What was a computation process (a sequence of logical symbols manipulated in an abstract, memory-like space) is now a mechanization process: a sequence of motion primitives executed in a discretized environment. This sequence can likewise be represented as a number—one from Turing’s set of computable numbers—showing the infinite, but enumerable, action sequences possible to be executed by æ-machines. Thus, æ-machines (an idealization of robots) have the same fundamentally limited capacity as a-machines (an idealization of computers). That is, they cannot produce all the behaviors we might arbitrarily design. This means there are sequences of machine motion that we might imagine that are not mechanizable—those which correspond to a number in the set of uncomputable numbers, which does not include the set of real numbers. Similar to how Turing established subroutines to build his Universal Machine, we can create more complex behaviors of motion primitives that occur in sequence, acting as a tool in the workspace. In practice, that tool could be “software” (a stereotyped, preprogrammed gesture or action) or “hardware” (an end effector attachment as a CNC machine selects distinct cutting tools).
3. Translating Machine-Based Metaphor to Elements of Live Performance
Thus, an abstract theory in which the behavior of both computers and robots is described by the set of computable numbers has been presented. This ideal holds regardless of the specific structure of an implemented system. In computers, more transistors do not change the fundamental capacity of behavior (the set of computable numbers), and, likewise, changing the mechanical complexity of a robot may not change the fundamental capacity of behavior. The Turing abstraction is not a literal definition of how to build a computer, and it is not meant as such here. Therefore, the theatrical goal is not to set up a literal computer or a literal robot but for audience members to feel the texture of these ideal models. In doing so, the piece will explore the very real ways that humans out-perform modern day machines and vice versa.

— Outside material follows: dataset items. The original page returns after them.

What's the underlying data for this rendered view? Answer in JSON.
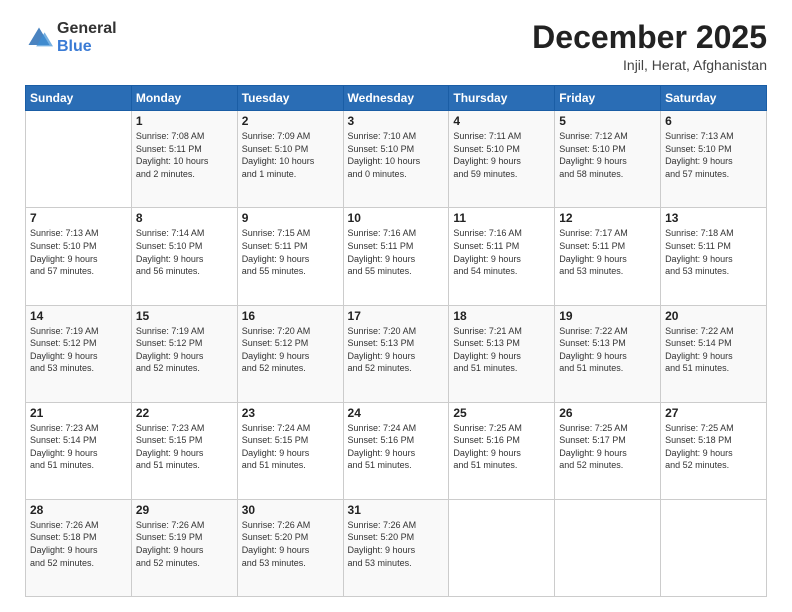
{
  "logo": {
    "general": "General",
    "blue": "Blue"
  },
  "header": {
    "month": "December 2025",
    "location": "Injil, Herat, Afghanistan"
  },
  "weekdays": [
    "Sunday",
    "Monday",
    "Tuesday",
    "Wednesday",
    "Thursday",
    "Friday",
    "Saturday"
  ],
  "weeks": [
    [
      {
        "day": "",
        "info": ""
      },
      {
        "day": "1",
        "info": "Sunrise: 7:08 AM\nSunset: 5:11 PM\nDaylight: 10 hours\nand 2 minutes."
      },
      {
        "day": "2",
        "info": "Sunrise: 7:09 AM\nSunset: 5:10 PM\nDaylight: 10 hours\nand 1 minute."
      },
      {
        "day": "3",
        "info": "Sunrise: 7:10 AM\nSunset: 5:10 PM\nDaylight: 10 hours\nand 0 minutes."
      },
      {
        "day": "4",
        "info": "Sunrise: 7:11 AM\nSunset: 5:10 PM\nDaylight: 9 hours\nand 59 minutes."
      },
      {
        "day": "5",
        "info": "Sunrise: 7:12 AM\nSunset: 5:10 PM\nDaylight: 9 hours\nand 58 minutes."
      },
      {
        "day": "6",
        "info": "Sunrise: 7:13 AM\nSunset: 5:10 PM\nDaylight: 9 hours\nand 57 minutes."
      }
    ],
    [
      {
        "day": "7",
        "info": "Sunrise: 7:13 AM\nSunset: 5:10 PM\nDaylight: 9 hours\nand 57 minutes."
      },
      {
        "day": "8",
        "info": "Sunrise: 7:14 AM\nSunset: 5:10 PM\nDaylight: 9 hours\nand 56 minutes."
      },
      {
        "day": "9",
        "info": "Sunrise: 7:15 AM\nSunset: 5:11 PM\nDaylight: 9 hours\nand 55 minutes."
      },
      {
        "day": "10",
        "info": "Sunrise: 7:16 AM\nSunset: 5:11 PM\nDaylight: 9 hours\nand 55 minutes."
      },
      {
        "day": "11",
        "info": "Sunrise: 7:16 AM\nSunset: 5:11 PM\nDaylight: 9 hours\nand 54 minutes."
      },
      {
        "day": "12",
        "info": "Sunrise: 7:17 AM\nSunset: 5:11 PM\nDaylight: 9 hours\nand 53 minutes."
      },
      {
        "day": "13",
        "info": "Sunrise: 7:18 AM\nSunset: 5:11 PM\nDaylight: 9 hours\nand 53 minutes."
      }
    ],
    [
      {
        "day": "14",
        "info": "Sunrise: 7:19 AM\nSunset: 5:12 PM\nDaylight: 9 hours\nand 53 minutes."
      },
      {
        "day": "15",
        "info": "Sunrise: 7:19 AM\nSunset: 5:12 PM\nDaylight: 9 hours\nand 52 minutes."
      },
      {
        "day": "16",
        "info": "Sunrise: 7:20 AM\nSunset: 5:12 PM\nDaylight: 9 hours\nand 52 minutes."
      },
      {
        "day": "17",
        "info": "Sunrise: 7:20 AM\nSunset: 5:13 PM\nDaylight: 9 hours\nand 52 minutes."
      },
      {
        "day": "18",
        "info": "Sunrise: 7:21 AM\nSunset: 5:13 PM\nDaylight: 9 hours\nand 51 minutes."
      },
      {
        "day": "19",
        "info": "Sunrise: 7:22 AM\nSunset: 5:13 PM\nDaylight: 9 hours\nand 51 minutes."
      },
      {
        "day": "20",
        "info": "Sunrise: 7:22 AM\nSunset: 5:14 PM\nDaylight: 9 hours\nand 51 minutes."
      }
    ],
    [
      {
        "day": "21",
        "info": "Sunrise: 7:23 AM\nSunset: 5:14 PM\nDaylight: 9 hours\nand 51 minutes."
      },
      {
        "day": "22",
        "info": "Sunrise: 7:23 AM\nSunset: 5:15 PM\nDaylight: 9 hours\nand 51 minutes."
      },
      {
        "day": "23",
        "info": "Sunrise: 7:24 AM\nSunset: 5:15 PM\nDaylight: 9 hours\nand 51 minutes."
      },
      {
        "day": "24",
        "info": "Sunrise: 7:24 AM\nSunset: 5:16 PM\nDaylight: 9 hours\nand 51 minutes."
      },
      {
        "day": "25",
        "info": "Sunrise: 7:25 AM\nSunset: 5:16 PM\nDaylight: 9 hours\nand 51 minutes."
      },
      {
        "day": "26",
        "info": "Sunrise: 7:25 AM\nSunset: 5:17 PM\nDaylight: 9 hours\nand 52 minutes."
      },
      {
        "day": "27",
        "info": "Sunrise: 7:25 AM\nSunset: 5:18 PM\nDaylight: 9 hours\nand 52 minutes."
      }
    ],
    [
      {
        "day": "28",
        "info": "Sunrise: 7:26 AM\nSunset: 5:18 PM\nDaylight: 9 hours\nand 52 minutes."
      },
      {
        "day": "29",
        "info": "Sunrise: 7:26 AM\nSunset: 5:19 PM\nDaylight: 9 hours\nand 52 minutes."
      },
      {
        "day": "30",
        "info": "Sunrise: 7:26 AM\nSunset: 5:20 PM\nDaylight: 9 hours\nand 53 minutes."
      },
      {
        "day": "31",
        "info": "Sunrise: 7:26 AM\nSunset: 5:20 PM\nDaylight: 9 hours\nand 53 minutes."
      },
      {
        "day": "",
        "info": ""
      },
      {
        "day": "",
        "info": ""
      },
      {
        "day": "",
        "info": ""
      }
    ]
  ]
}
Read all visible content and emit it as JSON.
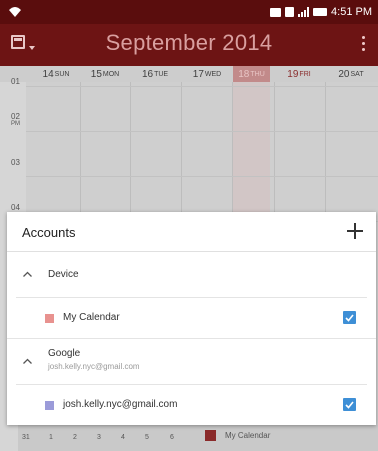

This develops questions that are explored through artistic practice and performance: Is the machine metaphor apt for human performance? Are humans limited by the same idealized abstraction as the one Turing outlines for machines? Does non-propositional logic guide human understanding and experience? This paper does not provide a quantitative answer to these questions, but instead poses them as motivation and presents an exploration of them through art and embodied experience. Modern machines, which are in one specific, definite state at a time and take advantage of computational resources that are not spatially co-located have a form that is very unlike our own. Thus, the piece will include themes of calling from physical spaces that are not co-located with the performance, accumulating complexity and growth in our representations, and in binary logic, which underpins modern machines.
3.1. Intended Audience
It is anticipated that each audience member would bring with them a powerful, mobile discrete computing device in the form of their personal cell phone. Increasingly, we have antagonistic relationships with these devices (
Jenaro et al. 2007); thus, a goal for this audience is to reframe and deepen their associations with these tools, which can be a theatrical proxy for thinking about computation more broadly, but is also a point of access to personal feelings of attachment, anxiety, and fear (
Howe 2017;
Mokyr et al. 2015) that many modern audience members bring with them to the start of the show.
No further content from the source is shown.